DeepSeek via HPC in JupyterLab Setup

In my previous blog post I showed how to start DeepSeek R1 in the High Performance Cluster (HPC) of the TUD.

This gave us a prompt. Which is not very useful if you want to automatically query DeepSeek and process data with it.

A solution is to connect DeepSeek to JupyterLab. However, starting JupyterLab in the same HPC Job is not possible and JupyterHub of the TUD is quite limited (long startup times, limited environment possibilities due to missing C-dependency capability for installing python packages etc.).

As an alternative, we can use a Jump Host, similar to what I used for Stable Diffusion.

HPC Setup

Let’s first setup the HPC environment.

  1. Connect to your jump host and open a byobu session
ssh your-vm-user@141.11.11.1
byobu
F2 # create a new window

Connect to the HPC alpha cluster from within your byobu session:

ssh -A s1111111@login1.alpha.hpc.tu-dresden.de

Start a GPU job with 1 GPU and 8 hours runtime:

srun --account=p_llm_mapping \
    --gres=gpu:1 \
    --pty --ntasks=1 --cpus-per-task=2 --nodes=1 \
    --time=8:00:00 --mem-per-cpu=16000 --pty bash -l   

Ollama Setup

This needs to be done once. Since ollama models are quite big (you can easily cover 100+ GB with a few models), we needs to reserve a workspace. We use horse for this.

ws_allocate -F horse -r 7 -m s1111111@tu-dresden.de p_llm_mapping 90

Info: creating workspace. /data/horse/ws/s1111111-p_llm_mapping remaining extensions : 10 remaining time in days: 90

Get ollama binary:

cd /data/horse/ws/s1111111-p_llm_mapping
curl -L https://ollama.com/download/ollama-linux-amd64.tgz -o ollama-linux-amd64.tgz
tar -C . -xzf ollama-linux-amd64.tgz
rm ollama-linux-amd64.tgz
mv ./ollama-linux-amd64 ollama

Create a models folder and symlink into your home folder:

cd /data/horse/ws/s1111111-p_llm_mapping
mkdir models
cd ~/
mkdir .ollama
cd ~/.ollama
rm -rf models
ln -s /data/horse/ws/s1111111-p_llm_mapping/models ~/.ollama/models

Fix permissions:

chown -R s1111111:p_llm_mapping /data/horse/ws/s1111111-p_llm_mapping
chmod -R g+x /data/horse/ws/s1111111-p_llm_mapping

This is necessary if you have colleages who are working with you on the same HPC project.

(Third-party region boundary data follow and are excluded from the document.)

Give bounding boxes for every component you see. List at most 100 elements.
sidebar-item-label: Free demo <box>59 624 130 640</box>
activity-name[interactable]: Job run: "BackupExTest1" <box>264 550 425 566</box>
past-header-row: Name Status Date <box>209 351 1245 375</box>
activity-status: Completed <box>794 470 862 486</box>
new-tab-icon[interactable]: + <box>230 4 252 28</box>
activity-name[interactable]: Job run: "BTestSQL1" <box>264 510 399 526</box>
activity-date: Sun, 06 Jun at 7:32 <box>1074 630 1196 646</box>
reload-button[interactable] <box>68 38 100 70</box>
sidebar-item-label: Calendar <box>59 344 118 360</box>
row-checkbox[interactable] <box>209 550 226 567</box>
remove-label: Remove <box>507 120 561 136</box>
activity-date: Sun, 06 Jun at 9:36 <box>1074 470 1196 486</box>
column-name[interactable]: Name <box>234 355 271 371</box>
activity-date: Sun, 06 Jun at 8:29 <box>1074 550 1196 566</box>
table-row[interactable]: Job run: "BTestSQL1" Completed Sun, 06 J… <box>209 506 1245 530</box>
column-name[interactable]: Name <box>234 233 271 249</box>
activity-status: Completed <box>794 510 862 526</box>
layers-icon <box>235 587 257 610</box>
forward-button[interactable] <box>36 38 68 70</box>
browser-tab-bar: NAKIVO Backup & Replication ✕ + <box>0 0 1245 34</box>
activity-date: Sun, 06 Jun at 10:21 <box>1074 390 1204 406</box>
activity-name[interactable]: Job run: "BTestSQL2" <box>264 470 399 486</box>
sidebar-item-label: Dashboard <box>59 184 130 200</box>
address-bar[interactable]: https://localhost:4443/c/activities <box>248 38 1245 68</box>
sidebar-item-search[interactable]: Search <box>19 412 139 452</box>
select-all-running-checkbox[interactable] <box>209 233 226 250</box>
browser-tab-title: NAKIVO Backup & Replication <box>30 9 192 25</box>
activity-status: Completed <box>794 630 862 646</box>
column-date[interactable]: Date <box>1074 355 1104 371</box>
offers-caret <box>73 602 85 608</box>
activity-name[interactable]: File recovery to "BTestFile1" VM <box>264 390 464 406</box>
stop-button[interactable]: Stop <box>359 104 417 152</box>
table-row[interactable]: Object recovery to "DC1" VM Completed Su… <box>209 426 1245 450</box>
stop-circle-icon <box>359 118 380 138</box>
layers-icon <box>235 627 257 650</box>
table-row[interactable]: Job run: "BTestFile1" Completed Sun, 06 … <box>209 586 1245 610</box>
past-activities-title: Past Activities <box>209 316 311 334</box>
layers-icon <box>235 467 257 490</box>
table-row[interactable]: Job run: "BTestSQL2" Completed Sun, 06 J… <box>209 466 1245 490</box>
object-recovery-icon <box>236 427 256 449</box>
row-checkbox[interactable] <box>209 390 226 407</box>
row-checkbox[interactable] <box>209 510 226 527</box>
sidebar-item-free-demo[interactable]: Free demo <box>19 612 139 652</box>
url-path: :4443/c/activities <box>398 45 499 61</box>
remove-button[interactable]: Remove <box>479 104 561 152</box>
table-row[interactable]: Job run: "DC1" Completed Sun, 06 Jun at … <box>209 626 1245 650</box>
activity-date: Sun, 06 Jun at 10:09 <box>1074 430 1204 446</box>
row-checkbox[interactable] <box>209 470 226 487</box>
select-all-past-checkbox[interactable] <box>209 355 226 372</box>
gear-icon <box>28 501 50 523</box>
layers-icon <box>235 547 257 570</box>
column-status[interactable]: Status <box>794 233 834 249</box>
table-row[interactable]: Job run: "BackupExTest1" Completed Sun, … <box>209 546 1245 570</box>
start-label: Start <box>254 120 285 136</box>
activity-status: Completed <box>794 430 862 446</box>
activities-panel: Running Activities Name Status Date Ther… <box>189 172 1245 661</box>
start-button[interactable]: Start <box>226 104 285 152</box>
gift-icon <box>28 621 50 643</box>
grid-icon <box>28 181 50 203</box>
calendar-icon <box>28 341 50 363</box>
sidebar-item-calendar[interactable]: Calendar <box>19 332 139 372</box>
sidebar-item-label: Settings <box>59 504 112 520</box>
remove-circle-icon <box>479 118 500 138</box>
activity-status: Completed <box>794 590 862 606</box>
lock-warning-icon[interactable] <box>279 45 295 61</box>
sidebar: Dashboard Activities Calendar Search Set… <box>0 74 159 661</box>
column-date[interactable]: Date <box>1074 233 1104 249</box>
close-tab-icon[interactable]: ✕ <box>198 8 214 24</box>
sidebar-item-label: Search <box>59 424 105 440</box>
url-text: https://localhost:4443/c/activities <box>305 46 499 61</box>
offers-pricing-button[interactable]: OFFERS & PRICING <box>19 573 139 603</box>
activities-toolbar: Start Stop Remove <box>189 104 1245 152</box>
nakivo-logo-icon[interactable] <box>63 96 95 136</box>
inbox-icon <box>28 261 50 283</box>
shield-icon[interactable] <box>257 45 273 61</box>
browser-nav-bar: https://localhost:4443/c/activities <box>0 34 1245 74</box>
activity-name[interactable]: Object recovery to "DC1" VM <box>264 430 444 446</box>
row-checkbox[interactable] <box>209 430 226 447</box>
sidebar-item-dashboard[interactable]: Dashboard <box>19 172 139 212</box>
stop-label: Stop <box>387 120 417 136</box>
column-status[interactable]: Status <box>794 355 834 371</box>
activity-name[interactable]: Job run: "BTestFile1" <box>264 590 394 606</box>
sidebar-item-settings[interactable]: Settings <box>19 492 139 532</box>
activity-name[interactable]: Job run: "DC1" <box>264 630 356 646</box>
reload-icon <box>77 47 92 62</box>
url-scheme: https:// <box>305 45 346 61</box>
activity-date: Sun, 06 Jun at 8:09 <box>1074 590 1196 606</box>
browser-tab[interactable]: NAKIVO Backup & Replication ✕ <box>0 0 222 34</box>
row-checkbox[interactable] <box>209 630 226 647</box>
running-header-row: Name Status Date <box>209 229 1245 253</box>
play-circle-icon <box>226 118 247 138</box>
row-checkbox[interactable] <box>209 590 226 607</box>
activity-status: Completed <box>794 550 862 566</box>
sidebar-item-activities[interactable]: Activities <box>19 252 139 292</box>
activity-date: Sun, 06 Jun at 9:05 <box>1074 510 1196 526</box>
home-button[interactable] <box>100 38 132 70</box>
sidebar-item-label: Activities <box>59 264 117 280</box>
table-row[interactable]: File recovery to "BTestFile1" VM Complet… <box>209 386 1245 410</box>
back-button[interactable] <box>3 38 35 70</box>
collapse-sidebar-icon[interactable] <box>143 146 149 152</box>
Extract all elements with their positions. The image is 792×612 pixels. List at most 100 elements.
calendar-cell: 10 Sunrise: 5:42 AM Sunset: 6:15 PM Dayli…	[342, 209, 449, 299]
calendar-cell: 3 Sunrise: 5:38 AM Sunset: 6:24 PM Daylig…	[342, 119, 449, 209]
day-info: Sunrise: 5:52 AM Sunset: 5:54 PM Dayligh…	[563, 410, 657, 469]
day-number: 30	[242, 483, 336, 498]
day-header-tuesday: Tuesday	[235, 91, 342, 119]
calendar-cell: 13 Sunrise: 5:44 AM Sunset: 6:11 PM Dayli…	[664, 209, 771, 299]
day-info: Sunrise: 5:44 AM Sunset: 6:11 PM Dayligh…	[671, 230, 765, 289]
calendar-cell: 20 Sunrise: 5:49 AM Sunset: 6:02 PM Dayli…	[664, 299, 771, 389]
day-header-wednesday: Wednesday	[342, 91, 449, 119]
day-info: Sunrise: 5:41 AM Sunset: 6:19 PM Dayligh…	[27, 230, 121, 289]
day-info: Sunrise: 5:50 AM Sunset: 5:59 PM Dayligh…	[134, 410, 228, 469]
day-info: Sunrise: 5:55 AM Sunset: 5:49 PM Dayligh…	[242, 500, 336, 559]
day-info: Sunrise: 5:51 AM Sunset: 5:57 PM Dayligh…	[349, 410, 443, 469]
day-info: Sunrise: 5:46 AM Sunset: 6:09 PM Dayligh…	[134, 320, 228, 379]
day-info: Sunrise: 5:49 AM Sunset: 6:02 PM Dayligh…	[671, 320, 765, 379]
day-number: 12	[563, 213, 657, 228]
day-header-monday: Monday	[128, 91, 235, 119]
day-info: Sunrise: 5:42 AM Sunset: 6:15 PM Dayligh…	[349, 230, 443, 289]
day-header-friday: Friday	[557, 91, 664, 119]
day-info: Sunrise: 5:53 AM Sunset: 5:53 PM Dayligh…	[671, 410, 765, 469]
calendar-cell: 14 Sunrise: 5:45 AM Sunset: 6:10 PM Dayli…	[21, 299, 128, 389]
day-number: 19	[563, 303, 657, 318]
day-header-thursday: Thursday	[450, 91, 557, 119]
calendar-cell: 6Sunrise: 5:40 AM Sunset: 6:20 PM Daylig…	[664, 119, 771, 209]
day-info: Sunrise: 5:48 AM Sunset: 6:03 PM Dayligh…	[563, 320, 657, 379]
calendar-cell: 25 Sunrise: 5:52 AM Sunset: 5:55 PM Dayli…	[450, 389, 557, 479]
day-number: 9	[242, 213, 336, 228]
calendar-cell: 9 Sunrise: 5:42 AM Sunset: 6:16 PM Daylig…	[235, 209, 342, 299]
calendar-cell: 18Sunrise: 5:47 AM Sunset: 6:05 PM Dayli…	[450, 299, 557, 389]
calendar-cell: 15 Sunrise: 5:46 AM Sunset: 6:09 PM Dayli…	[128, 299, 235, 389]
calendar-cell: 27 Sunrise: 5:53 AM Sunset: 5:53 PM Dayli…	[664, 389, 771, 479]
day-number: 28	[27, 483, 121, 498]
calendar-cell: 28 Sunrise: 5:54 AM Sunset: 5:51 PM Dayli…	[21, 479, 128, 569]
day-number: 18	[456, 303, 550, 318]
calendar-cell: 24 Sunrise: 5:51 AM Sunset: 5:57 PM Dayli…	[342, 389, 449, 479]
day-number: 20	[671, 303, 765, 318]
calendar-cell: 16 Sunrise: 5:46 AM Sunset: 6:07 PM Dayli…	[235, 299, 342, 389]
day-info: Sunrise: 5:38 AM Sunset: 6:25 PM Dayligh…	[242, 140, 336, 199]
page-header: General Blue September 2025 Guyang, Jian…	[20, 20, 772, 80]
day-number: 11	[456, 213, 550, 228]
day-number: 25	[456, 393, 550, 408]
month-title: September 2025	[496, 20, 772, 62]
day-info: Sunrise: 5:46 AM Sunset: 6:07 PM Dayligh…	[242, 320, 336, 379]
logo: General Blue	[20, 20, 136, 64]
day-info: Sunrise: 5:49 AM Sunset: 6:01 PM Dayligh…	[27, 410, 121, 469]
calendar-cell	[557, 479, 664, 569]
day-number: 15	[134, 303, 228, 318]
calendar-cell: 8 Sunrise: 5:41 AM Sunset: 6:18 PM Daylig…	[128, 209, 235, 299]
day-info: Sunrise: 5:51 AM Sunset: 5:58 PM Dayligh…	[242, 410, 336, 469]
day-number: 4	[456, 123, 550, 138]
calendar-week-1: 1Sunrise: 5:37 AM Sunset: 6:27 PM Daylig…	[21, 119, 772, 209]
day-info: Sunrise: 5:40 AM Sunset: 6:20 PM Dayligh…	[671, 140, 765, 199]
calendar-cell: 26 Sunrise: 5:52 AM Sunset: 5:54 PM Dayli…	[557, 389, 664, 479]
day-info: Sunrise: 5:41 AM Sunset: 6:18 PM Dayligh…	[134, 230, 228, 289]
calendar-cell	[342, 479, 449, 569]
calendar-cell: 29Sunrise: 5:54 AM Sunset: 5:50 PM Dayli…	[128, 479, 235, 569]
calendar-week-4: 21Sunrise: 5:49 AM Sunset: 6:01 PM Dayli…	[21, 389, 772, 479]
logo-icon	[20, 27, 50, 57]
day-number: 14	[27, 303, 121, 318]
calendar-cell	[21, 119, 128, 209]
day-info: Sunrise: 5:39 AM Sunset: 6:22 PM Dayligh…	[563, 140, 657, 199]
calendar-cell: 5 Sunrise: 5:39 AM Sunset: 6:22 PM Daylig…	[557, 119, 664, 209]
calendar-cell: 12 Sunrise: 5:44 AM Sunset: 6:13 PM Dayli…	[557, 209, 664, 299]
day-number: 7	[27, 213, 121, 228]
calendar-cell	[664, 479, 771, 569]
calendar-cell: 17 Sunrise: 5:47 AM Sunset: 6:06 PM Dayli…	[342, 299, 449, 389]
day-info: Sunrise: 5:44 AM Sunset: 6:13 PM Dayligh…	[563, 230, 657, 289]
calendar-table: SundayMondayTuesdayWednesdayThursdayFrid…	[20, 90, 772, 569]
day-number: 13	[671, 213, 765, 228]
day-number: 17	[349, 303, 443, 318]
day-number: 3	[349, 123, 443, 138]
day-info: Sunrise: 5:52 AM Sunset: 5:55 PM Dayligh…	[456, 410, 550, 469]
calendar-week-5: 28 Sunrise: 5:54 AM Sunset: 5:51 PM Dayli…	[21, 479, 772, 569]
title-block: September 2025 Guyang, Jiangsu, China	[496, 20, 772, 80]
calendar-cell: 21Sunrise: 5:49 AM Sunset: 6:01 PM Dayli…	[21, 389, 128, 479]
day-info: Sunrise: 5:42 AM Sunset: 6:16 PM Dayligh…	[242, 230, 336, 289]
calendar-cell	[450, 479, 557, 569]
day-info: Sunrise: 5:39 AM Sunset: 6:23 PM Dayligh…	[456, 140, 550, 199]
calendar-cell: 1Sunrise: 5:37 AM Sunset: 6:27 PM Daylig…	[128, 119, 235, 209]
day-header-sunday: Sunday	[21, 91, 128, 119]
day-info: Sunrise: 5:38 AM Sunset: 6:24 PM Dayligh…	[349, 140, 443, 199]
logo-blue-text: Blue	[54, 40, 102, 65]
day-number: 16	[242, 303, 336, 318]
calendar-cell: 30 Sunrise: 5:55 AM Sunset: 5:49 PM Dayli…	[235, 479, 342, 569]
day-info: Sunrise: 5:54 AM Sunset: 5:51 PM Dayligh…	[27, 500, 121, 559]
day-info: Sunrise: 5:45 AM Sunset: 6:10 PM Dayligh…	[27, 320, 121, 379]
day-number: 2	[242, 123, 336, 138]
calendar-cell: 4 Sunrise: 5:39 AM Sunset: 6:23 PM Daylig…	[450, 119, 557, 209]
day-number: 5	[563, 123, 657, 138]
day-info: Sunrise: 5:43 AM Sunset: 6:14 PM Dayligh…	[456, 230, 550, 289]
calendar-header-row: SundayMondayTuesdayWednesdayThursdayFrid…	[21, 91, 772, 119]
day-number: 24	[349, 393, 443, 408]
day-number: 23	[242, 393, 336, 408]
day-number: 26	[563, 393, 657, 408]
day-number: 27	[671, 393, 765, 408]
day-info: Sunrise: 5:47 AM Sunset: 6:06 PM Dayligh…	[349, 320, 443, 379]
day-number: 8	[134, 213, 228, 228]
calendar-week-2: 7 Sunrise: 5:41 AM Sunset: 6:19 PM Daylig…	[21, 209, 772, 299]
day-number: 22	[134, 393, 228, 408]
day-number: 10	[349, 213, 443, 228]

Now you can start and connect your HPC job to the Jump Host:

  • first we add the ollama binary to PATH
  • then we start ollama serve in a SSH session connected to port 11434 of our Jump Host
PATH=$PATH:/data/horse/ws/s1111111-p_llm_mapping/ollama/bin
ssh service@141.76.18.72 -o ExitOnForwardFailure=yes \
    -o ServerAliveInterval=20 -f -R :11434:127.0.0.1:11434 -p 22 -N; \
    ollama serve

VM Setup

We use Carto-Lab Docker. Follow the Setup guide or use your own JupyterLab docker container.

In order to be able to connect to port 11434 on the host from within the Docker Container, we need to enable host-networking.

Edit the Carto-Lab Docker docker-compose.yml:

services:

  jupyterlab:
    image: registry.gitlab.vgiscience.org/lbsn/tools/jupyterlab:${TAG:-latest}
    network_mode: "host"
    # networks:
    #  - lbsn-network

# networks:
#  lbsn-network:
#    name: ${NETWORK_NAME:-lbsn-network}
#    external: true
  • add network_mode: "host"
  • comment out networks:

Now start Carto-Lab Docker and connect to it. See this Notebook where I show how to connect from JupyterLab to DeepSeek via Rest API/requests.